The board also argues that General Statutes § 8-3 (g) requires that Sacred Heart obtain inland wetlands approval prior to receiving a certificate of zoning compliance. General Statutes § 8-3 (g) provides in part "[t]he zoning regulations may require that a site plan be filed with the commission or other municipal agency or official to aid in determining the conformity of a proposed building, use or structure with specific provisions of such regulations. If a site plan application involves an activity regulated pursuant to sections CT Page 151122a-36 to 22a-45, inclusive, the applicant shall submit an application for a permit to the agency responsible for administration of the inland wetlands regulations not later than the day such application is filed with the zoning commission. The decision of the zoning commission shall not be rendered on the site plan application until the inland wetlands agency has submitted a report with its final decision. In making its decision the zoning commission shall give due consideration to the report of the inland wetlands agency."
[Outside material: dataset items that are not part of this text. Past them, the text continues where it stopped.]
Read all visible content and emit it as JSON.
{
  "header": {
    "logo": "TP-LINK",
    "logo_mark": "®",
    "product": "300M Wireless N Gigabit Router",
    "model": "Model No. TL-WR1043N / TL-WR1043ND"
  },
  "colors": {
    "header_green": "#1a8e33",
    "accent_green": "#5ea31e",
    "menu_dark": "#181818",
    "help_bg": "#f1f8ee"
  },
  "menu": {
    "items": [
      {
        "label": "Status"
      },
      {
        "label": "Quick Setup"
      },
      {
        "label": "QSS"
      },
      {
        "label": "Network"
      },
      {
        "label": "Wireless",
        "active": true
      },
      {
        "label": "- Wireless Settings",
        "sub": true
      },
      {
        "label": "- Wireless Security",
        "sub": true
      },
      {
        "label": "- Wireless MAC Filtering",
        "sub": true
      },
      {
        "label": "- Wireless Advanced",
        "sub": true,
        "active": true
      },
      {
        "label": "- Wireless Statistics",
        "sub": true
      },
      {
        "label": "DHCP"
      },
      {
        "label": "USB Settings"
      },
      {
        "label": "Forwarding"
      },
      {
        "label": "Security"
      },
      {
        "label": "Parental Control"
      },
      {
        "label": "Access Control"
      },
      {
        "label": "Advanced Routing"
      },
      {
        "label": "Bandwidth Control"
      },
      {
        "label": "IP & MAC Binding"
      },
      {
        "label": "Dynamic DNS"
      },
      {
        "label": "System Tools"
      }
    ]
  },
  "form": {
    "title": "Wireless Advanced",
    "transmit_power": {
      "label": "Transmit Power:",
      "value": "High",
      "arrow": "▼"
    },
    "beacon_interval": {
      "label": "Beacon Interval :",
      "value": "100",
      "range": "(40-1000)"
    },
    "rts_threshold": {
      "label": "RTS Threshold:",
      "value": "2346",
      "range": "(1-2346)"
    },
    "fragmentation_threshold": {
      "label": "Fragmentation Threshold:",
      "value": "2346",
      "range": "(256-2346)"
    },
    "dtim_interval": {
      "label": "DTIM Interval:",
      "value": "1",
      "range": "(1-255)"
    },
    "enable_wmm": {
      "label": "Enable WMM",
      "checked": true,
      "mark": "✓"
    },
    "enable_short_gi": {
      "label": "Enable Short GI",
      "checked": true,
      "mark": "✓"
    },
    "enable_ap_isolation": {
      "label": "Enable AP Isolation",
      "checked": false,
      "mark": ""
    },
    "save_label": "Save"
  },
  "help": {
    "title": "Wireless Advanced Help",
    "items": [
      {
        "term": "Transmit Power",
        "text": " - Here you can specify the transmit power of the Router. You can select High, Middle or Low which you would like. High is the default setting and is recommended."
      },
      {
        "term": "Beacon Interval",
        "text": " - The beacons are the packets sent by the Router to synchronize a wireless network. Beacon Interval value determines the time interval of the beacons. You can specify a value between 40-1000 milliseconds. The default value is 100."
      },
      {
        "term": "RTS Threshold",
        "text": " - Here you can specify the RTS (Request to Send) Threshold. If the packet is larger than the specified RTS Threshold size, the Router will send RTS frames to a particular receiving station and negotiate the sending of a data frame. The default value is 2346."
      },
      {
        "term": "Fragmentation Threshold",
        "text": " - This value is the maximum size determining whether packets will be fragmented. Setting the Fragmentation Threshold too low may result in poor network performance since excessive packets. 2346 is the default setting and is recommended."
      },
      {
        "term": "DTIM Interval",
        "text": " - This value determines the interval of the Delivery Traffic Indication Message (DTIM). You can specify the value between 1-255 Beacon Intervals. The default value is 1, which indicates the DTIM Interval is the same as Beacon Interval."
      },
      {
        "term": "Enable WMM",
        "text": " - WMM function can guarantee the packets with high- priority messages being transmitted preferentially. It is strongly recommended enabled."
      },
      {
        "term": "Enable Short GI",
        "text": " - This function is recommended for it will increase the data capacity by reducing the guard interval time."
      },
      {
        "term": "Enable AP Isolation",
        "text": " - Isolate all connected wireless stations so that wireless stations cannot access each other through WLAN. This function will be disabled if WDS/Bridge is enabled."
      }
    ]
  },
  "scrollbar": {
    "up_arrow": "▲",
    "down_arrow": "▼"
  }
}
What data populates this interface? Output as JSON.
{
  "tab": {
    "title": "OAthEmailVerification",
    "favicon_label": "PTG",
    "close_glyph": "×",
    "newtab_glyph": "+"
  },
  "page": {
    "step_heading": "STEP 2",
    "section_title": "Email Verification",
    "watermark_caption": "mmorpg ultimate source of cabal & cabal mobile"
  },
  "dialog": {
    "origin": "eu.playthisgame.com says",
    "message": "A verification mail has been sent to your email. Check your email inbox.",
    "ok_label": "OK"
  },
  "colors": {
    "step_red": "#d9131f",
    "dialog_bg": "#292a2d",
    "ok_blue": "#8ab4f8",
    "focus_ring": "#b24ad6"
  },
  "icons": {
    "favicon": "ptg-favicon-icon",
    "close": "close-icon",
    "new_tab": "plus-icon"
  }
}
Chapter 22 of the regulations does not require a site plan. (ROR, Item 2A.) Rather, Chapter 22, § 7 of the regulations provides in part that "[e]ach application for a . . . Certificate of Zoning Compliance shall be accompanied by a plot plan in duplicate which shall be drawn to scale and which will show the actual dimensions of the lot to be built upon, the size of the building to be erected, the location of the building upon the lot, the dimensions of all open spaces and such other information as may be required by the Zoning Enforcement Officers to indicate compliance with these regulations and to aid them in the enforcement thereof." (Emphasis Added.) A plot plan and a site plan are neither synonymous nor interchangeable terms. King v. Zoning Board, Superior Court, judicial district of Hartford/New Britain at Hartford, Docket No. 387361 (March 19, 1992) (Dunnell, J.) Accordingly, the court concludes that the regulations did not require a site plan application, and therefore, inland wetlands approval was not a prerequisite for a certificate of zoning compliance.

VI. CONCLUSION

Based upon all of the foregoing, the court sustains Sacred Heart's appeal.

Judgment shall enter for the plaintiff.